Die Welt da draußen mit ihren Strobolichtern und der schallenden Popmusik ist viel zu interessant, um sie zu verschlafen. Morgens auf dem Weg zur Arbeit bist du dann häufig nicht im Land der Dichter und Denker unterwegs, sondern in der Bahn der Döser und Gähner.

Das klingt vielleicht witzig. Ist aber eine riskante Entwicklung. Fehlender oder schlechter Schlaf kann zu gesundheitlichen Problemen führen und die Lebensqualität mindern. Die israelische Ärztin Dr. Anda Baharav zählt zu den renommiertesten Schlafexpertinnen der Welt. Mit der Schlaf-Monitoring App „Sleeprate” hat sie bereits 40 Millionen Stunden Schlaf der Nutzer*innen getrackt. Sleeprate kooperiert dabei mit Garmin. Nutzer von Garmin-Uhren können den zusätzlichen Coaching-Service von Sleeprate besonders einfach nutzen.

Anda verfolgt dabei ein Ziel: mehr gesunden Schlaf für mehr Menschen.
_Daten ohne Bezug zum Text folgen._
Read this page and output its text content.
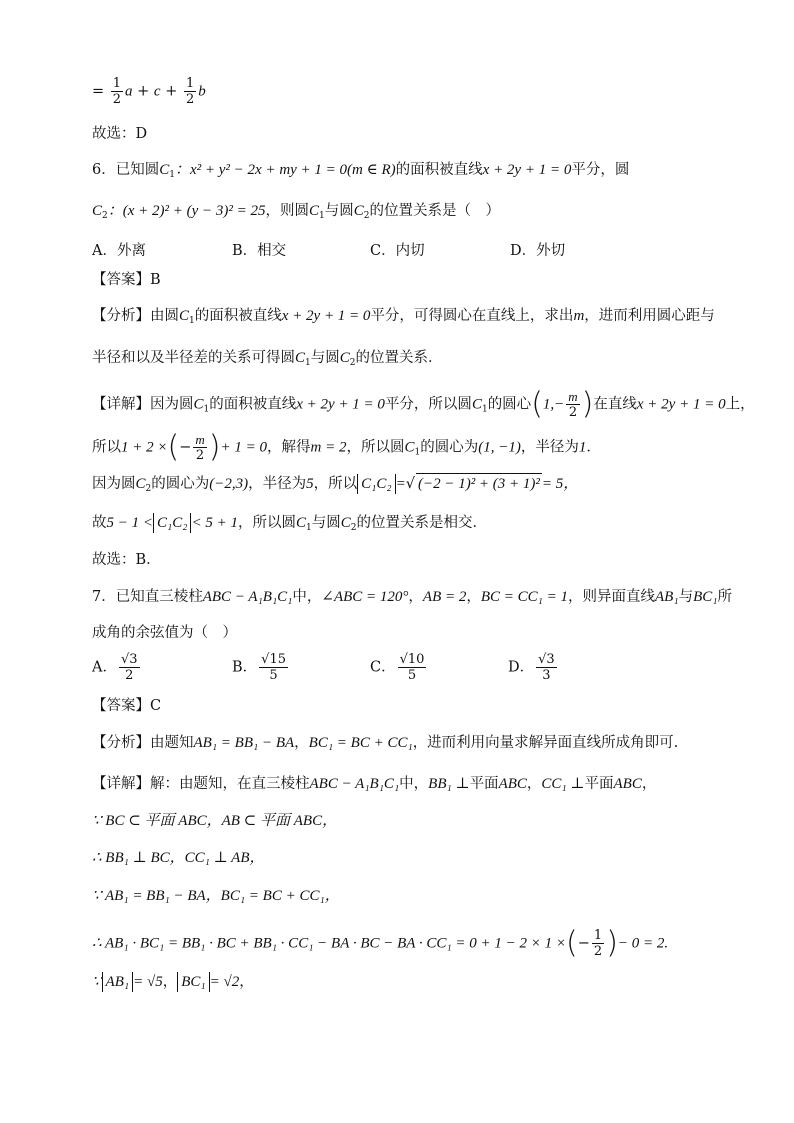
= $\frac{1}{2}$ $a + c + \frac{1}{2}$ b
故选：D
6．已知圆$C_1$：x² + y² − 2x + my + 1 = 0(m ∈ R)的面积被直线x + 2y + 1 = 0平分，圆
$C_2$：(x + 2)² + (y − 3)² = 25，则圆$C_1$与圆$C_2$的位置关系是（　）
A．外离	B．相交	C．内切	D．外切
【答案】B
【分析】由圆$C_1$的面积被直线x + 2y + 1 = 0平分，可得圆心在直线上，求出m，进而利用圆心距与
半径和以及半径差的关系可得圆$C_1$与圆$C_2$的位置关系．
【详解】因为圆$C_1$的面积被直线x + 2y + 1 = 0平分，所以圆$C_1$的圆心($1,- \frac{m}{2}$ )在直线x + 2y + 1 = 0上，
所以1 + 2 ×(− $\frac{m}{2}$ )+ 1 = 0，解得m = 2，所以圆$C_1$的圆心为(1, −1)，半径为1．
因为圆$C_2$的圆心为(−2,3)，半径为5，所以 C₁C₂ =√ (−2 − 1)² + (3 + 1)² = 5，
故5 − 1 < C₁C₂ < 5 + 1，所以圆$C_1$与圆$C_2$的位置关系是相交．
故选：B．
7．已知直三棱柱ABC − A₁B₁C₁中，∠ABC = 120°，AB = 2，BC = CC₁ = 1，则异面直线AB₁与BC₁所
成角的余弦值为（　）
A． $\frac{√3}{2}$	B． $\frac{√15}{5}$	C． $\frac{√10}{5}$	D． $\frac{√3}{3}$
【答案】C
【分析】由题知AB₁ = BB₁ − BA，BC₁ = BC + CC₁，进而利用向量求解异面直线所成角即可.
【详解】解：由题知，在直三棱柱ABC − A₁B₁C₁中，BB₁ ⊥平面ABC，CC₁ ⊥平面ABC，
∵ BC ⊂ 平面 ABC，AB ⊂ 平面 ABC，
∴ BB₁ ⊥ BC，CC₁ ⊥ AB，
∵ AB₁ = BB₁ − BA，BC₁ = BC + CC₁，
∴ AB₁ · BC₁ = BB₁ · BC + BB₁ · CC₁ − BA · BC − BA · CC₁ = 0 + 1 − 2 × 1 ×(− $\frac{1}{2}$ )− 0 = 2.
∵ AB₁ = √5， BC₁ = √2，
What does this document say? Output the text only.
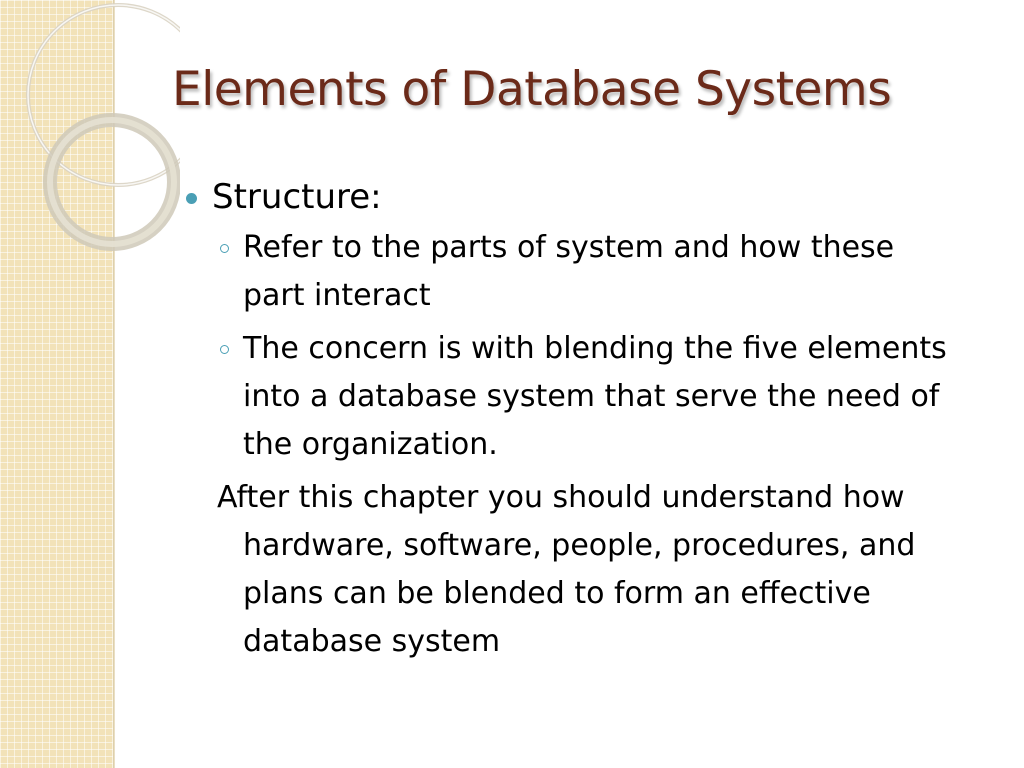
Elements of Database Systems
Structure:
Refer to the parts of system and how these part interact
The concern is with blending the five elements into a database system that serve the need of the organization.

After this chapter you should understand how hardware, software, people, procedures, and plans can be blended to form an effective database system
Wir haben sie in Amsterdam auf dem Garmin Health Summit, bei dem jedes Jahr internationale Gesundheitsexpert*innen zusammenkommen, getroffen. Im Interview erklärt Anda, wie jeder seinen Schlaf verbessern kann und warum Wecker nicht ins Schlafzimmer gehören.

Garmin Schlafanalyse


Tiefer Schlaf ist für die Erholung besonders wichtig. Blutdruck und Herzfrequenz nehmen ab, der Körper fährt auf Standby. Neben den ausreichenden Tiefschlafphasen ist auch ein verlässlicher Schlafrhythmus wichtig. Dieser baut sich aus verschiedenen Phasen auf, der Tief- und Leichtschlafphase sowie dem REM-Schlaf (Traumphase). Ist der Rhythmus gestört, leidet der Schlaf. Garmin-Wearables können den Schlaf minutengenau messen und analysieren. Dabei wird den Garmin-Nutzer*innen nicht nur die reine Schlafzeit angezeigt, sondern auch die jeweilige Dauer der unterschiedlichen Schlafphasen.

Schlafphasen auf der Garmin Venu 2S
Mit einer Garmin-Uhr kannst du deinen Schlaf analysieren und optimieren. © Garmin

#BeatYesterday.org: Anda, wie definierst du guten Schlaf?

Dr. Anda Baharav: Guter Schlaf ist, wenn wir erfrischt aufwachen. Wenn wir uns bereit fühlen, tagsüber bei guter Laune zu funktionieren und nicht unter Aufmerksamkeitsverlusten oder Tagesschläfrigkeit leiden.

#BeatYesterday.org: Du bist Ärztin und eine der renommiertesten Schlafwissenschaftlerinnen der Welt. Wie kommt es, dass du dich bei deiner Arbeit so sehr auf den Schlaf konzentrierst?

Anda: Als Ärztin habe ich viele Jahre nicht genügend schlafen können. Ich erlebte die Schwierigkeiten, die ein wechselnder Schichtdienst verursacht. Auch ich habe mich mit den Traumata beschäftigen müssen, die durch schläfriges Autofahren entstehen. Dadurch verstand ich, dass genügend und guter Schlaf ein wertvolles und oft unterbewertetes Naturheilmittel ist.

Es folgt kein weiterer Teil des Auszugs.